Through that looking glass, I watched myself lash out violently. It was a very strange sight. Then, I lost consciouness
Both the me there,
and the me here.
___
I woke up in a hospital room.
The staff there kindly explained to me what was going on. I remember nodding, but I don't remember anything they said.
A couple of days later, they released me.
Before I left, I asked if I could see my mother.
They kindly allowed it. I met with my mother's relatives. They were planning the funeral.
I asked them if they were going to pour perfume on her.
They asked, "what do you mean?"
I told them, Mom loved sweet fragrances. I think she would like it if she passed on with a little elegance, I told them.
They nodded. Then, they asked me, what fragrance do you suggest?
Lavender, I told them.
They smiled warmly.
___
On the way home post-discharge, I thought about a lot of things.
About Mom, my life, and my circumstances.
What will become of me?
Will I move?
I lingered on that question a little longer. "Will I move," huh...
My heart warmed a little from the thought. I imagined those bullies fading away like mist.

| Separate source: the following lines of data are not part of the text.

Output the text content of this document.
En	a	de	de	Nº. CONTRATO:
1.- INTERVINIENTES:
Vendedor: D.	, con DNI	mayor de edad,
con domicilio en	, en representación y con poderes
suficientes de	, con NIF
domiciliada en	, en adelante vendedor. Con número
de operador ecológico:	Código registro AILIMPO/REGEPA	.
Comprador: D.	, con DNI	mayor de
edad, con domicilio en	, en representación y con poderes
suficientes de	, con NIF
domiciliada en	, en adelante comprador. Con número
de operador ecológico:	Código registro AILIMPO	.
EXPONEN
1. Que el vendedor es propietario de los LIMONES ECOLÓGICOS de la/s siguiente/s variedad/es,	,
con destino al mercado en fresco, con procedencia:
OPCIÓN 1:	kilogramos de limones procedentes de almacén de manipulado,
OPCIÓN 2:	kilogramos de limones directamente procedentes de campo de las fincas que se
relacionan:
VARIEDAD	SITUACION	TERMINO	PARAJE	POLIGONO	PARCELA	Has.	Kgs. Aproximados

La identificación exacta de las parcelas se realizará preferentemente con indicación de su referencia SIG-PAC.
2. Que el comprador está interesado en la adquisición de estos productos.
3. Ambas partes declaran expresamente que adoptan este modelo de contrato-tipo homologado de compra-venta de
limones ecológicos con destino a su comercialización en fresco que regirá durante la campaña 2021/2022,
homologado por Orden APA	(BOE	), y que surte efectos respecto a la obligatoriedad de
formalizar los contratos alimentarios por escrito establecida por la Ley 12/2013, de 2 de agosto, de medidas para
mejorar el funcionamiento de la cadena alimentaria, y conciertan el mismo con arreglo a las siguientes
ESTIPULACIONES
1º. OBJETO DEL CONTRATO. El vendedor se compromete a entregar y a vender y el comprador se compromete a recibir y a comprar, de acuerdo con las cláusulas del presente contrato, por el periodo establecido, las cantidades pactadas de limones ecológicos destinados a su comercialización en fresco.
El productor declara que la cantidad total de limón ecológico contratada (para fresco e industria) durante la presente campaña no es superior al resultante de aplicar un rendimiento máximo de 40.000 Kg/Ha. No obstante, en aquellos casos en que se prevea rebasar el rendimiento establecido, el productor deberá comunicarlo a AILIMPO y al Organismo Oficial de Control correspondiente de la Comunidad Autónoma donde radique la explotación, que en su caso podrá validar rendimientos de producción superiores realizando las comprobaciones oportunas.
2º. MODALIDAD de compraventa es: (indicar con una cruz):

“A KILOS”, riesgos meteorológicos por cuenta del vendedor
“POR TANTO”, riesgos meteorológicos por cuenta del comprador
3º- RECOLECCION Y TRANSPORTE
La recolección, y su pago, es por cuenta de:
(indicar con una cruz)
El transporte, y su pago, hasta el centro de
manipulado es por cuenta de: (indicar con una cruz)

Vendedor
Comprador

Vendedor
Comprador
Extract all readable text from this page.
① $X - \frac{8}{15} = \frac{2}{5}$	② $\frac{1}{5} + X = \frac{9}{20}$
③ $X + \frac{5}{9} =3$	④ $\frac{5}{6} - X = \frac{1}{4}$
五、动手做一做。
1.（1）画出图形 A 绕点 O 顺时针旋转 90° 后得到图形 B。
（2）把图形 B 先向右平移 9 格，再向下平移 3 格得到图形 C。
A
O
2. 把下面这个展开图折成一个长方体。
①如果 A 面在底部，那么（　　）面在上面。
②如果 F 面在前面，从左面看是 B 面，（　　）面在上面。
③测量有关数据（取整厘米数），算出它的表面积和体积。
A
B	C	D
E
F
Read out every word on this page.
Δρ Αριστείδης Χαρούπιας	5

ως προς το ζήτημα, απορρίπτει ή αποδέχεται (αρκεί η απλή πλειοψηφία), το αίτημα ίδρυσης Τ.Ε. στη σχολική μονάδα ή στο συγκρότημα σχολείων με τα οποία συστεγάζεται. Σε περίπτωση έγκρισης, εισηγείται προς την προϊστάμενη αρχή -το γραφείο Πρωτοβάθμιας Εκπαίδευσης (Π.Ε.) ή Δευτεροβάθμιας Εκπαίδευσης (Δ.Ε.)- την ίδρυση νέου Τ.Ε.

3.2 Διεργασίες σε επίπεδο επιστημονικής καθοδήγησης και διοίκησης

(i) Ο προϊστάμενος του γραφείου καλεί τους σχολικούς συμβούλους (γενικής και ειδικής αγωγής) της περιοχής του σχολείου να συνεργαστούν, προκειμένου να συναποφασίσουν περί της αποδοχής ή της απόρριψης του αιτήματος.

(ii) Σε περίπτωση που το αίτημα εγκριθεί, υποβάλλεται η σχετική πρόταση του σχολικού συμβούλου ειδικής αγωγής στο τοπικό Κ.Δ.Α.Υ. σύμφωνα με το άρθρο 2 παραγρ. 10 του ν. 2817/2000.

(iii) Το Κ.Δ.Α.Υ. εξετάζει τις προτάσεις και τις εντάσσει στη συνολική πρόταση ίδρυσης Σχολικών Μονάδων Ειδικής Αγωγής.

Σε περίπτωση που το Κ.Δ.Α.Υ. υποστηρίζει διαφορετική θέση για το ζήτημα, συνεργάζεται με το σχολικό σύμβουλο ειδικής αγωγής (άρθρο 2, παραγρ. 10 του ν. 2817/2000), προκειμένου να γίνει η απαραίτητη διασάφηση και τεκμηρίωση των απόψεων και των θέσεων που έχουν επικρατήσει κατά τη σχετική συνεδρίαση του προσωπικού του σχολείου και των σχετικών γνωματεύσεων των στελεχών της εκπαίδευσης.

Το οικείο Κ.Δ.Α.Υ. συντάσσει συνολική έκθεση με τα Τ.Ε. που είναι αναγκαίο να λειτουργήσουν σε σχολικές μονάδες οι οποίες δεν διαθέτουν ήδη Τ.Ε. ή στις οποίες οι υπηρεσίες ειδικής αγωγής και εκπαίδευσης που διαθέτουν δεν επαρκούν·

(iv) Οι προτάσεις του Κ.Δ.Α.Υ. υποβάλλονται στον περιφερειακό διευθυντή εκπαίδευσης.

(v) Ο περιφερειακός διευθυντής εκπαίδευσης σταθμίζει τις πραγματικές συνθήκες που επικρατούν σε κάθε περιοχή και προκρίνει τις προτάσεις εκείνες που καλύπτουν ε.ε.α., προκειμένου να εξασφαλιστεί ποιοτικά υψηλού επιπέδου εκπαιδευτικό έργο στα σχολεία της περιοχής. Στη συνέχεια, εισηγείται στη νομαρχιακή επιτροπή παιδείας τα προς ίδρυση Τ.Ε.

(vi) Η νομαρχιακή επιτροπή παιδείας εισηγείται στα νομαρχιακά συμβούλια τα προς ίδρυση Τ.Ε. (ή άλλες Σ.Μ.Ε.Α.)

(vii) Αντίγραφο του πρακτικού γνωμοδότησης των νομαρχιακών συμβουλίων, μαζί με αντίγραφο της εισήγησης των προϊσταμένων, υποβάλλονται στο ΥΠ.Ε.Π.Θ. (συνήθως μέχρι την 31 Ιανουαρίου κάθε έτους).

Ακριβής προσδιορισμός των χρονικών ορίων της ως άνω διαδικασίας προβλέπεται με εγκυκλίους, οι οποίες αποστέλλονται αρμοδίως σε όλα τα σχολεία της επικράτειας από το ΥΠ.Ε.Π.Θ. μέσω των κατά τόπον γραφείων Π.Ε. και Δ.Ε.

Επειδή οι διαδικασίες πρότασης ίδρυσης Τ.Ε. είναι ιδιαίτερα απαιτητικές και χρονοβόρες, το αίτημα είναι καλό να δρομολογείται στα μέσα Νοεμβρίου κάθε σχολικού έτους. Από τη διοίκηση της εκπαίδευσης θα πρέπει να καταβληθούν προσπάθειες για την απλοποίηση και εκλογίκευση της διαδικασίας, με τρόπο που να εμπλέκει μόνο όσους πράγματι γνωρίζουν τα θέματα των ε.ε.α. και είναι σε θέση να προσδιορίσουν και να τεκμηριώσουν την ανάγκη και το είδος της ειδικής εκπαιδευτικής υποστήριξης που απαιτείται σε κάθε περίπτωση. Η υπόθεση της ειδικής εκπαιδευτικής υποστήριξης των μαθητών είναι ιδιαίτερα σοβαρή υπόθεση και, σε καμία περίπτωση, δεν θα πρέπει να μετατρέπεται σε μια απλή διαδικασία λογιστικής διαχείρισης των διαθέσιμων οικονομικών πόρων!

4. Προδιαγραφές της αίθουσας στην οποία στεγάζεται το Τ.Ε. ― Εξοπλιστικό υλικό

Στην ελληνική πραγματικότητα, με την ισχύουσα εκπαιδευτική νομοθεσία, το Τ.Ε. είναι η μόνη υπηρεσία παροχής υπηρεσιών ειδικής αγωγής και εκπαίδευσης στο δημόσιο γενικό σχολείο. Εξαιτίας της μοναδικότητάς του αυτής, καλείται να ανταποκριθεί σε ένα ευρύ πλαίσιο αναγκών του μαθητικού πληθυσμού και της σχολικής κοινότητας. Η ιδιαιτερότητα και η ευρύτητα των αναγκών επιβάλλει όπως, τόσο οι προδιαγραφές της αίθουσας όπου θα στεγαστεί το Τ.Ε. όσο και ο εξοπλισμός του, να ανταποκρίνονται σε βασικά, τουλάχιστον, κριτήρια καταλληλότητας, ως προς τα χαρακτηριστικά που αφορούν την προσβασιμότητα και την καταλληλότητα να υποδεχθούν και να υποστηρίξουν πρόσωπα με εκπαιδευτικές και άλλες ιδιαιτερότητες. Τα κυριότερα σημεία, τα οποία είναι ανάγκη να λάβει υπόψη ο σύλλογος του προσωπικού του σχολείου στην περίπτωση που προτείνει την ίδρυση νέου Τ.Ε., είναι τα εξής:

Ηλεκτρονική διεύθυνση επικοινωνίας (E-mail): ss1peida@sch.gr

Then I remembered I shouldn't be too greedy. Remember, high expectations lead to disappointment! Don't want to make that mistake again.
There was a little boy not too far from me. He was holding hands with his parents. He was smiling. He was enjoying life.
I smiled warmly at the sight, yet my body moved the opposite direction in protest.
___
When I finally got home, it was evening again. Aunt Jasmine gave me enough pocket change for thirty bus trips, but I chose to walk home.
I hung outside the house. The wall had collapsed.
Ah.
Well, there's no use complaining.
Just gotta deal with it.
I'm lucky that the whole house didn't fall apart.
I paused.
Something felt strange. My mental chatter felt different. For the first time in my life, my own thoughts felt foreign.
What was going on? It was probably the shock. After all, they say that people go through five stages of grief. This may be one of them.
Yet...
I felt like I wasn't making any sense.
It was a feeling similar to finding out someone lied to you.
Except it was much more personal.
I brushed it off. Grief was a strange thing.
I took a deep breath. Whatever troubles fall my way, I can get through anything with a little perseverence! I told myself.
Mom toughened through everything. I can too.
Right! This was no problem!
Just a little perseverence was what I needed. Just a little belief, and strength.
If not strength, then the will to move forward despite weakness.
That's what I'll harness.
Life wasn't over yet.
I reassured myself of this as a car suddenly slammed into me.